On Friday Kansas City Chiefs GM Scott Pioli conducted his annual pre-draft press conference and talked about the 2011 NFL draft and how the Chiefs are preparing for it. When he walked into the room at 10:01 a.m. on Friday, he said he had been looking forward to the press conference because he had been cooped up in the same room with the same people for several weeks arguing.
He didn't mean they were arguing in a negative sense but that he encourages his scouts to have opinions and disagree in a positive way. In fact, he says, they encourage disagreement.
"We encourage it and it's important because we have a nice mix of older coaches and scouts and younger coaches and scouts," he said on Friday. "I think the younger generation sees how the older generation works and they're encouraged to speak up and/or disagree."
This is an interesting dynamic of the older scouts and younger scouts. In my conversation with Pioli a few weeks ago, he told me a couple of old-school stories about the guys he learned from when he came into the league.
He says the scouting department is similar to the players (and coaches) in that you need to develop your own scouts. So it's important to note him talking about the "nice mix of older coaches and scouts and younger coaches and scouts" because the older guys are there not only to scout players, but to teach the younger scouts how they do things. He says they'll pair an older scout with a younger scout so that they can have continuity within the personnel department.

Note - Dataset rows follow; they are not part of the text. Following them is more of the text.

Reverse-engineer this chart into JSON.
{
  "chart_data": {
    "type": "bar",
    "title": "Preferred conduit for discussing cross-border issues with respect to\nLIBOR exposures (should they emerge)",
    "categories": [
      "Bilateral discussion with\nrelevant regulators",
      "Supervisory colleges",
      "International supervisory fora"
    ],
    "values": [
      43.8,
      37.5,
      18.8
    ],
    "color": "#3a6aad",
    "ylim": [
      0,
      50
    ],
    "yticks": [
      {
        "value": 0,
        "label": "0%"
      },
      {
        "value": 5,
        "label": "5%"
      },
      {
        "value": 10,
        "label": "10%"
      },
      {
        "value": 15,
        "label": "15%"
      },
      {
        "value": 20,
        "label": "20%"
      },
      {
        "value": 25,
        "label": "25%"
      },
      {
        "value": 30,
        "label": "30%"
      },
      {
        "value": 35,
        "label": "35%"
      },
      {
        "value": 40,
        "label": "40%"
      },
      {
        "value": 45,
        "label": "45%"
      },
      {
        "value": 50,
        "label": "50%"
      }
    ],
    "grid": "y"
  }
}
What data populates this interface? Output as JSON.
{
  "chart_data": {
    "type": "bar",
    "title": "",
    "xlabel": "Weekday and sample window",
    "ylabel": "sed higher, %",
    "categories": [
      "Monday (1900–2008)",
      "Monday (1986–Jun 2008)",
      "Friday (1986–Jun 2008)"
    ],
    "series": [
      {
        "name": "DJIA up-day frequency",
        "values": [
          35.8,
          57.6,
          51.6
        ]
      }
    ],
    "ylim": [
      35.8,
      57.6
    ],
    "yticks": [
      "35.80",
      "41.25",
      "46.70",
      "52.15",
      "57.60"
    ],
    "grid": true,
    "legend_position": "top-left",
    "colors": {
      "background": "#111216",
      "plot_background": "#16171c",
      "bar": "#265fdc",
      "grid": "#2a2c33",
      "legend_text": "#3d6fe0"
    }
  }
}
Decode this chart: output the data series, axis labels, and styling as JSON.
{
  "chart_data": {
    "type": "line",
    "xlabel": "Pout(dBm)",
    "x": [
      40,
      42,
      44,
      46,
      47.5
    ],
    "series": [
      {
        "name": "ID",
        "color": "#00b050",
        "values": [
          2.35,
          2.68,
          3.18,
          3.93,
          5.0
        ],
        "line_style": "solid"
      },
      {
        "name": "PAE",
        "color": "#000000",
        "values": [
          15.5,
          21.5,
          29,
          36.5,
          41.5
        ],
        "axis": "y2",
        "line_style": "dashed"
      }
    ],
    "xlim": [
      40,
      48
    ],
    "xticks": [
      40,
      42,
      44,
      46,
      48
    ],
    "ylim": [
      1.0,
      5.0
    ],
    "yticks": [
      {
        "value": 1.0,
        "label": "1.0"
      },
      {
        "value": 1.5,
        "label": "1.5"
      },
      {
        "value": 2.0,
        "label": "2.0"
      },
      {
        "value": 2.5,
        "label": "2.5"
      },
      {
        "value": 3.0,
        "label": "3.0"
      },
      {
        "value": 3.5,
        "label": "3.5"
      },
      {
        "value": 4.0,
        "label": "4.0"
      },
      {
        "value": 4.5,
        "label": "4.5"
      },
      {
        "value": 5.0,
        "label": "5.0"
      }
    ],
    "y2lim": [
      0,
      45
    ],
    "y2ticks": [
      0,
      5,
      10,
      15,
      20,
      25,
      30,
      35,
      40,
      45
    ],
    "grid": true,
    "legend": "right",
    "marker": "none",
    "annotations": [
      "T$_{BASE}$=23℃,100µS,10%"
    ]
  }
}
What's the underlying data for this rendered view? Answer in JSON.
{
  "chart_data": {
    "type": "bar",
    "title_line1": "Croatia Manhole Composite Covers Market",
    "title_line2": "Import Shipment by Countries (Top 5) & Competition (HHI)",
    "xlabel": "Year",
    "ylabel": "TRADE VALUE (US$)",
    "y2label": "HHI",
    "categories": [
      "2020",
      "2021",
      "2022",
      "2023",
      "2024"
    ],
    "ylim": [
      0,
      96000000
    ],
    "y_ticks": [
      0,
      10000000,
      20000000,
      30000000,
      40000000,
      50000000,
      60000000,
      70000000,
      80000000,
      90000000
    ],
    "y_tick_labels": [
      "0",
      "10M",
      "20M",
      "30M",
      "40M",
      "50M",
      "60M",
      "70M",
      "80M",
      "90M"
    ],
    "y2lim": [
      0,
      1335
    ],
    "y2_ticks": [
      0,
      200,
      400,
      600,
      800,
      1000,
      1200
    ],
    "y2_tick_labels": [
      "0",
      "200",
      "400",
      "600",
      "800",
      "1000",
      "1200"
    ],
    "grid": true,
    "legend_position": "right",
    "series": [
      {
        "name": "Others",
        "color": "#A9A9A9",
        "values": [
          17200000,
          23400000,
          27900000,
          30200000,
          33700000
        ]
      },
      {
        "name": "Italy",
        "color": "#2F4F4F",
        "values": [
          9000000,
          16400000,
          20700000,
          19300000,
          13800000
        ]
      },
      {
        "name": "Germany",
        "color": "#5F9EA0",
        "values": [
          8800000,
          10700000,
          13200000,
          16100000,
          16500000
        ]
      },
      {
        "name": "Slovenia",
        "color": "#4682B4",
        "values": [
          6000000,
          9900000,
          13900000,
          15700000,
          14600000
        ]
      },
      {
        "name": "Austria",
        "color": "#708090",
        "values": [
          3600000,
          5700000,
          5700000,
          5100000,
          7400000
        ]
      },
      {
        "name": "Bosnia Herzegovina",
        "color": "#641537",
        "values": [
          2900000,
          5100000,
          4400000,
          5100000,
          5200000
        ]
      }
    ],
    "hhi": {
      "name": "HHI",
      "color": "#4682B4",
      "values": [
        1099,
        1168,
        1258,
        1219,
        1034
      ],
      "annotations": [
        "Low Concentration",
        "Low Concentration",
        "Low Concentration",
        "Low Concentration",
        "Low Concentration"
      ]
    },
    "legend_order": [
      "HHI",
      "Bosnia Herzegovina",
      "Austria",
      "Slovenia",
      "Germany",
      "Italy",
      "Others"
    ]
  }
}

It makes sense on a number of levels. If your scouts are performing well, then that likely means the team is acquiring better players and performing better on the field. And when you have success, others want to replicate it. By that I mean other teams will want to come in and take your scouts or personnel executives away from you so you need another one waiting in the wings who understands the operation.
It's something we, as fans, don't really think about. We generally don't know the names of most scouts and we don't really know what they do on a daily basis. But their development is still critical for the Chiefs to sustain their success.